VANCOUVER -- New data shows rental rates across the country are falling, but Vancouver continues to buck the trend.

According to the Rentals.ca June 2020 Rent Report, the average rent across all units in May was $1,814 country-wide. That's down 1.4 per cent from April, and down 5.4 per cent from 2019. 

"It's really trended downward on a national basis," says Ben Myers, with Bullpen Research and Consulting Inc., which analyzed the data. 
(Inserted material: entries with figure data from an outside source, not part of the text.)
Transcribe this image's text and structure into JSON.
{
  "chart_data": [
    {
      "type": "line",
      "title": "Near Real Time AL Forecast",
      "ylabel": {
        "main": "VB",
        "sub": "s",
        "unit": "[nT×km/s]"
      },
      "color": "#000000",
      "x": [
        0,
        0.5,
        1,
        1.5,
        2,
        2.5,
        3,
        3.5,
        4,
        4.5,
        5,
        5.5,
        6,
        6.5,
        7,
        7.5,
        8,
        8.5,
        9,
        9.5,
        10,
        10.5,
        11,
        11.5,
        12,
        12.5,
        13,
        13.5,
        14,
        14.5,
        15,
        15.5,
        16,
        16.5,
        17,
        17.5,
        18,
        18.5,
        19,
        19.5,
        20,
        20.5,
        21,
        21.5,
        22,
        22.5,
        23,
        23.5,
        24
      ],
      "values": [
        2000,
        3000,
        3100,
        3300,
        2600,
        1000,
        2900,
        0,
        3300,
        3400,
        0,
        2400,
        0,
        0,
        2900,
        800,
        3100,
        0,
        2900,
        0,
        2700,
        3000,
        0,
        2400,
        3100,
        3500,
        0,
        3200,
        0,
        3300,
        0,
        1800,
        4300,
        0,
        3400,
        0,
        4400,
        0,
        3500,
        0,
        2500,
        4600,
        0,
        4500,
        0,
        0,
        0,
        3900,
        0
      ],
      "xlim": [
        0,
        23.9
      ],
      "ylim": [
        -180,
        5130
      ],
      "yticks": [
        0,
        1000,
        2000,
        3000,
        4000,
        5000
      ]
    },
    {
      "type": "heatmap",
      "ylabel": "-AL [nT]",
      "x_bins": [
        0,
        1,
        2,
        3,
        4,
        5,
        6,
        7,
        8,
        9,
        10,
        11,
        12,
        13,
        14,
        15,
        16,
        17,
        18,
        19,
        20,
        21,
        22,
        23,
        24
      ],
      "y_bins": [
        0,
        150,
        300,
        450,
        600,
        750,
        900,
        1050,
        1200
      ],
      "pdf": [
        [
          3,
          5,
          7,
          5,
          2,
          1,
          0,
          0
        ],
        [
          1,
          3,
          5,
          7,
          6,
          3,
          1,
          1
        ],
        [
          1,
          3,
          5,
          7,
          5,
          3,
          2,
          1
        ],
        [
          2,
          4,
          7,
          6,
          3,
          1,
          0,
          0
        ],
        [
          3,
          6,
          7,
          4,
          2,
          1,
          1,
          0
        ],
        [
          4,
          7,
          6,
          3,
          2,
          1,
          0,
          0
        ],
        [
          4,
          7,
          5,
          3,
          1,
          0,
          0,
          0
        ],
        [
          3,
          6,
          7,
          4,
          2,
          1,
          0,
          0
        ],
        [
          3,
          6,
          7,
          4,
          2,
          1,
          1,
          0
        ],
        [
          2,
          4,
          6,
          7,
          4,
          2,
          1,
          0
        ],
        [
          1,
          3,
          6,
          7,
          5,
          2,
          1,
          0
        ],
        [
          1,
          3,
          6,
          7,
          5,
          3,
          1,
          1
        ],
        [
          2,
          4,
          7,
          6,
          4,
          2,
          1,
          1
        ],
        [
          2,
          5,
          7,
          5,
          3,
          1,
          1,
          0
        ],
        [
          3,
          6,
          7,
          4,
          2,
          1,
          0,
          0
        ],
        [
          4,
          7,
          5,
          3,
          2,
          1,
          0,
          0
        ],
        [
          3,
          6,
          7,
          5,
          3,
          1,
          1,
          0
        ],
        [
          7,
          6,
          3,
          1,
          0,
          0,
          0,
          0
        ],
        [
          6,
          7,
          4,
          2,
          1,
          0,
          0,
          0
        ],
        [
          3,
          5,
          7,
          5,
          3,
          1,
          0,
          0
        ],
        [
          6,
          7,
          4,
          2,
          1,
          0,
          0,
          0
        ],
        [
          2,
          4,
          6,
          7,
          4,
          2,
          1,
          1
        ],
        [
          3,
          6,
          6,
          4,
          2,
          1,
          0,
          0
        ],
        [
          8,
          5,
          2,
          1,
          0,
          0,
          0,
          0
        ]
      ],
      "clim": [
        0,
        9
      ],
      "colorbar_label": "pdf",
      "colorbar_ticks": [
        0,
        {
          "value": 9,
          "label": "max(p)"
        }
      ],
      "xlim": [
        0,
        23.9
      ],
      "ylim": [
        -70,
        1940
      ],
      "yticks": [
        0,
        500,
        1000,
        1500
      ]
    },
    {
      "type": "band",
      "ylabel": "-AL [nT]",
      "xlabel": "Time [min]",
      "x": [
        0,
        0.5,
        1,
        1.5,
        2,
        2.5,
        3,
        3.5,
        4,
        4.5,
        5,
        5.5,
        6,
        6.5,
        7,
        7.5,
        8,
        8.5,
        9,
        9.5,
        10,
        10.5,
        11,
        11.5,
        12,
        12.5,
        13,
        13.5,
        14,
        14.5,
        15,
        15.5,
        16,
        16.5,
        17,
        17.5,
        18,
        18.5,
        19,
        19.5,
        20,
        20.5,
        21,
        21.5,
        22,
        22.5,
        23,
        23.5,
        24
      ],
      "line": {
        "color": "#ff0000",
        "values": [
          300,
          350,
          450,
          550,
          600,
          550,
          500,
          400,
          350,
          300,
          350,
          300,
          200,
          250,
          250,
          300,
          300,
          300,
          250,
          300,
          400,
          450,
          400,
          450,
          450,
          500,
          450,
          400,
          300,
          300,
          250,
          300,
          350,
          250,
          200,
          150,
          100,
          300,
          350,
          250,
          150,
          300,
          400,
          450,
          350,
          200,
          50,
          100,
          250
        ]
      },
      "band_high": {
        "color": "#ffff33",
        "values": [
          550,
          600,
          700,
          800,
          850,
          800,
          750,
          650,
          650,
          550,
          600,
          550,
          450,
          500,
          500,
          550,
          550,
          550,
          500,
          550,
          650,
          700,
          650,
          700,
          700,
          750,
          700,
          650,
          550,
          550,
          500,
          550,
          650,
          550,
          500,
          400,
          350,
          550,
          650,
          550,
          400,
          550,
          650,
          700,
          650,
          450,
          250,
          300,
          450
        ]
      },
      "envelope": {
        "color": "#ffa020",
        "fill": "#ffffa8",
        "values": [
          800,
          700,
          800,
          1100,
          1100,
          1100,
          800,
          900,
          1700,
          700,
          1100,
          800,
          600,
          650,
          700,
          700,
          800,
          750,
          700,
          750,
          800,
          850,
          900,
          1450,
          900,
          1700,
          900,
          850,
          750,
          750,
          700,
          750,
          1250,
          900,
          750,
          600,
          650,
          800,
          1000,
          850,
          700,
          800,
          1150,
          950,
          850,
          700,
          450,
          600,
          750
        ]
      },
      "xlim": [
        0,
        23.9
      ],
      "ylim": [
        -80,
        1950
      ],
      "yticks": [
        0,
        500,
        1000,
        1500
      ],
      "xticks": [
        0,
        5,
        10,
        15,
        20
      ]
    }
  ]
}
Toronto still has the highest rates in the country, with one bedrooms going for $2,103. But that's down one per cent over April of this year and more than six per cent lower than last year. 

Vancouver sits in second place, with one bedrooms going for $2,022, on average. Despite the national downward trend, that's up 6.8 per cent over last month and 7.2 per cent over last year.

However, according to competing stats from PadMapper, rents did go down in Vancouver the month before, in April. PadMapper's data shows the cost Vancouver one bedrooms down 2.3 per cent that month, and down 1.4 per cent over the previous year.  

The rest of Rentals.ca's 10 most expensive cities are all areas around Toronto – including Richmond Hill, Etobicoke, Markham and Mississauga. 

The report says the pandemic "continues to put downward pressure on the market nationally," and rents are down 7.2 per cent from the market peak in September of 2019. 

"The turnover rate in Canada, and especially in Vancouver and Toronto, has gone close to the lowest rates it's ever been," Myers adds, at 10 to 12 per cent. 

That doesn't mean there aren't deals to be had. Some landlords are offering one month's rent free and other incentives, but rents generally aren't being reduced. 

"They'd rather give an incentive up front as opposed to lowering the rent and then have that rent carry on for three, four, five, six years with only the minimal increases under the tenant act," Myers says. 

Under the B.C. Residential Tenancy Act, landlords can only raise the rent by 2.6 per cent this year. If they were to lower rent significantly, it could take them quite a while to return to previous rates.